An Ayrshire police detective is facing allegations of "coercive control" towards a former partner over almost a decade.

Paul McRoberts, 45, denies charges of threatening and abusive behaviour towards the woman.

It's alleged that the offences were committed in Mauchline, Ayr and Stewarton between 2010 and 2019.

The charges against Mr McRoberts allege that he controlled what food the woman could eat and that he changed her vehicle and energy bill details without her knowledge.

Prosecutors claim that he shouted and acted in an intimidating and aggressive manner towards his then partner in Cumnock Road, Mauchline between October 6, 2010 and April 23, 2017, placing the woman in a state of fear and alarm.

A separate charge alleges that he behaved in a similar manner between April 24, 2017 and March 31, 2019.

Mr McRoberts faces a further accusation that he “engaged in a course of behaviour which was abusive” to the woman by repeatedly shouting and acting in an aggressive manner between April 1, 2019 and July 31, 2021.

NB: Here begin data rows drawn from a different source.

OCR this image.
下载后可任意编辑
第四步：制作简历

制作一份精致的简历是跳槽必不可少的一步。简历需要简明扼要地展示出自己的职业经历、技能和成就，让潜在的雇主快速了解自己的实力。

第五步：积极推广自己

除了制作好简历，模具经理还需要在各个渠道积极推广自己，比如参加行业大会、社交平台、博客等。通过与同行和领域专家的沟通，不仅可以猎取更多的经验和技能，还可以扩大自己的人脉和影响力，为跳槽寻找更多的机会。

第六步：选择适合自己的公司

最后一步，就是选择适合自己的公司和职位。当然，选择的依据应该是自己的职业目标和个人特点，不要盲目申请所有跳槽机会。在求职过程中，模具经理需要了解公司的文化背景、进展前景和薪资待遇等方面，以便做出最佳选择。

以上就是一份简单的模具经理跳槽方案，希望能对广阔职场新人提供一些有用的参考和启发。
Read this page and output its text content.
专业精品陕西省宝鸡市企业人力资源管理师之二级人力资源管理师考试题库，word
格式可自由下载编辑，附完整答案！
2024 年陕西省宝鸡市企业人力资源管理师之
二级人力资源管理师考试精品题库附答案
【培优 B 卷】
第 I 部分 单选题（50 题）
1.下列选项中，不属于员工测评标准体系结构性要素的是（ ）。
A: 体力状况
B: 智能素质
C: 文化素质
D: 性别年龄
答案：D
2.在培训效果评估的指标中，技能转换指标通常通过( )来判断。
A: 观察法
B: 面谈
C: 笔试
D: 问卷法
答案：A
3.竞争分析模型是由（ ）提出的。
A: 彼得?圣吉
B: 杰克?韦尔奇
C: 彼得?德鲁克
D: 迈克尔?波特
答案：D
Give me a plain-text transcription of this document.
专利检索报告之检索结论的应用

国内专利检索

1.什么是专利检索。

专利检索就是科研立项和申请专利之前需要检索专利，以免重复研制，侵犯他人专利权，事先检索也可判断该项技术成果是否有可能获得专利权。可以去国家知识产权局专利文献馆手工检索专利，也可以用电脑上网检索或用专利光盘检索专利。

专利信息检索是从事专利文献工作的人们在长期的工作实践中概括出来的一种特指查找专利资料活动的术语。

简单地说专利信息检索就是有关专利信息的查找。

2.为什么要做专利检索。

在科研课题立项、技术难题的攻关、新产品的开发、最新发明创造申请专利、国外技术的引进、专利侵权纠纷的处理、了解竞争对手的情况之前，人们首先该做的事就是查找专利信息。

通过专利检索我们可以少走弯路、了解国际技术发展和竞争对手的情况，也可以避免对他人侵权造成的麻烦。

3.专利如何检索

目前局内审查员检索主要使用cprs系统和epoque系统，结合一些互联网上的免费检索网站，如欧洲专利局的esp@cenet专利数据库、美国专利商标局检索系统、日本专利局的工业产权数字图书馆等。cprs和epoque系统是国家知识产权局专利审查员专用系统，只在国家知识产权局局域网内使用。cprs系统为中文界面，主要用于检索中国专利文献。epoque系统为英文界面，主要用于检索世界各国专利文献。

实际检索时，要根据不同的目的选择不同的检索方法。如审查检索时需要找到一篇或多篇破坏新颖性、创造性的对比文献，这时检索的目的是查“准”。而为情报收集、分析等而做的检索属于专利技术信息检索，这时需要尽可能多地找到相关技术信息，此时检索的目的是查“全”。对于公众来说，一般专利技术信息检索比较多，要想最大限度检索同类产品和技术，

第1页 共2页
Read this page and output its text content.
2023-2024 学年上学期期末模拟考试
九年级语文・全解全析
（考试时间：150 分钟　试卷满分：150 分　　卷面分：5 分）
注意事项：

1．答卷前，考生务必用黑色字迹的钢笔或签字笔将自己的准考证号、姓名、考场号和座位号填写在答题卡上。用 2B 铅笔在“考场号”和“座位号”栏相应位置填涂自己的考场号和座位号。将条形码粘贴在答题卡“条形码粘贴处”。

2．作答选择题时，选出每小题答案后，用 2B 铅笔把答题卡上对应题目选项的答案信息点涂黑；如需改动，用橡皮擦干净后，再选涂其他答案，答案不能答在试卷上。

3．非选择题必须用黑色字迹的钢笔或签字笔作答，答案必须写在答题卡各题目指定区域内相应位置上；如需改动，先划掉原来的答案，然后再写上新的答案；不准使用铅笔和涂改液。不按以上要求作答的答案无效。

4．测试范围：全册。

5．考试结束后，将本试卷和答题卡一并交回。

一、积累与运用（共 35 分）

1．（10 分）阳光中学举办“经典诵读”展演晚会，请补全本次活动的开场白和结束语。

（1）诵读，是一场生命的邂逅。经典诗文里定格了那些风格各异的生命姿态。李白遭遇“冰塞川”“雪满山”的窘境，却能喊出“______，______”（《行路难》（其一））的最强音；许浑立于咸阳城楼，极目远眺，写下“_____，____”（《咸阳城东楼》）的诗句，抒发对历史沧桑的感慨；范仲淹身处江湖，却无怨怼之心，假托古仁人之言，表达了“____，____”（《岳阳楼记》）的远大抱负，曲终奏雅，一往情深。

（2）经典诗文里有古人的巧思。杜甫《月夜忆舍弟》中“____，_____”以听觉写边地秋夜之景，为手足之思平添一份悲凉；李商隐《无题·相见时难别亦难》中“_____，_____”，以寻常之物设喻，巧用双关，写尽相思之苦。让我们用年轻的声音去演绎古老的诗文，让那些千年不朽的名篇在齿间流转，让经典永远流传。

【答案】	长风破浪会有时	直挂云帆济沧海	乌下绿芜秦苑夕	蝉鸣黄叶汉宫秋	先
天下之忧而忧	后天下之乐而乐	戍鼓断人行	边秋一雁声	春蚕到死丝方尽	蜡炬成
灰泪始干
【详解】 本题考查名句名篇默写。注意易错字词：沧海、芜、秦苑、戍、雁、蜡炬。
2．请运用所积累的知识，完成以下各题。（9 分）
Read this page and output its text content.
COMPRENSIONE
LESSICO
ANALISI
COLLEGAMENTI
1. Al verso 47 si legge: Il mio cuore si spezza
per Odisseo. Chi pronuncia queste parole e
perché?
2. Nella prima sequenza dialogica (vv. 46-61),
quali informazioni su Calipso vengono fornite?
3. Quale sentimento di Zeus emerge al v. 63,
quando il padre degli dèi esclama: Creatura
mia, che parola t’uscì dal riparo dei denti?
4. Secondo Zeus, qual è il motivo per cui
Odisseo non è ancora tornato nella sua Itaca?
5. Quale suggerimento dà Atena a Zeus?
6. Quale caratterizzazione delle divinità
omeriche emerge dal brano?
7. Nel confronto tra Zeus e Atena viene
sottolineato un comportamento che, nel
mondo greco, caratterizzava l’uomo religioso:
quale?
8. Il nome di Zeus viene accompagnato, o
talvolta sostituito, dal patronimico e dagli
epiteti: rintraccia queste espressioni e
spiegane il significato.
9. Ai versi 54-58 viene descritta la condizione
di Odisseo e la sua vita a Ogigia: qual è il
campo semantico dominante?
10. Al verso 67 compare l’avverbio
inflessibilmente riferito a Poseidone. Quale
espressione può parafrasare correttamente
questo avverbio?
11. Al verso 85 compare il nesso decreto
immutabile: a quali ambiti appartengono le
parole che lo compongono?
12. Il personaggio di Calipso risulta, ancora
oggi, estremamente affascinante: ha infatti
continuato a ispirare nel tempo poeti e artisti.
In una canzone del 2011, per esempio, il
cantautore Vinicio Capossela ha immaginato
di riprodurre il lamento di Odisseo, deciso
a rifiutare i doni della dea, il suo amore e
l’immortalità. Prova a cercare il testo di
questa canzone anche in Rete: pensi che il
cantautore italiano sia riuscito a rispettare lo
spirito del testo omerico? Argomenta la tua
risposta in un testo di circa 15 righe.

The Crown alleges that he restricted the types and brands of food the woman could buy, that he repeatedly implied there was not enough money coming in to the household, and that he attempted to make her work extra shifts.

However that charge claims that Mr McRoberts “well knew” that there was sufficient money available, alleging that he was “able to afford fresh meat from a butcher” for his own meals and that he took separate holidays from the woman.

It’s alleged he repeatedly refused to eat meals with the woman and that he repeatedly slept elsewhere and thus forced her to rearrange work shifts.

The charge also claims that after the couple separated, Mr McRoberts repeatedly drove past the woman’s home address, allegedly “maintaining observations” on her.

It’s further alleged that he coerced a family member into revealing the woman’s new address after their separation – and that he repeatedly entered her home and repeatedly blocked the doorway, preventing her from leaving the kitchen.

This charge claims that he “gestured in an aggressive manner” and demanded to know the woman’s shift patterns at work, allegedly shouting at her when she refused to divulge the details.

Another charge alleges that he sent threatening messages to the woman via text and social media over the same period, and that he altered paperwork for the woman’s car to make himself the registered keeper before allegedly refusing to divulge the password, preventing her dealing with insurance.

It’s claimed that Mr McRoberts cancelled the woman’s gas and electricity supply and that he adjusted the telephone contact without her knowledge.

Mr McRoberts, whose address was listed in court papers as care of Police Scotland’s professional standards department in Dalmarnock, Glasgow, was not present when the case called at Ayr Sheriff Court on Wednesday, April 5.

However defence agent Christopher Shaw, of law firm Levy McRae, entered pleas of not guilty to all the charges against his client.

The case was continued to allow the disclosure of evidence to the defence. Mr McRoberts will return to court at a later date.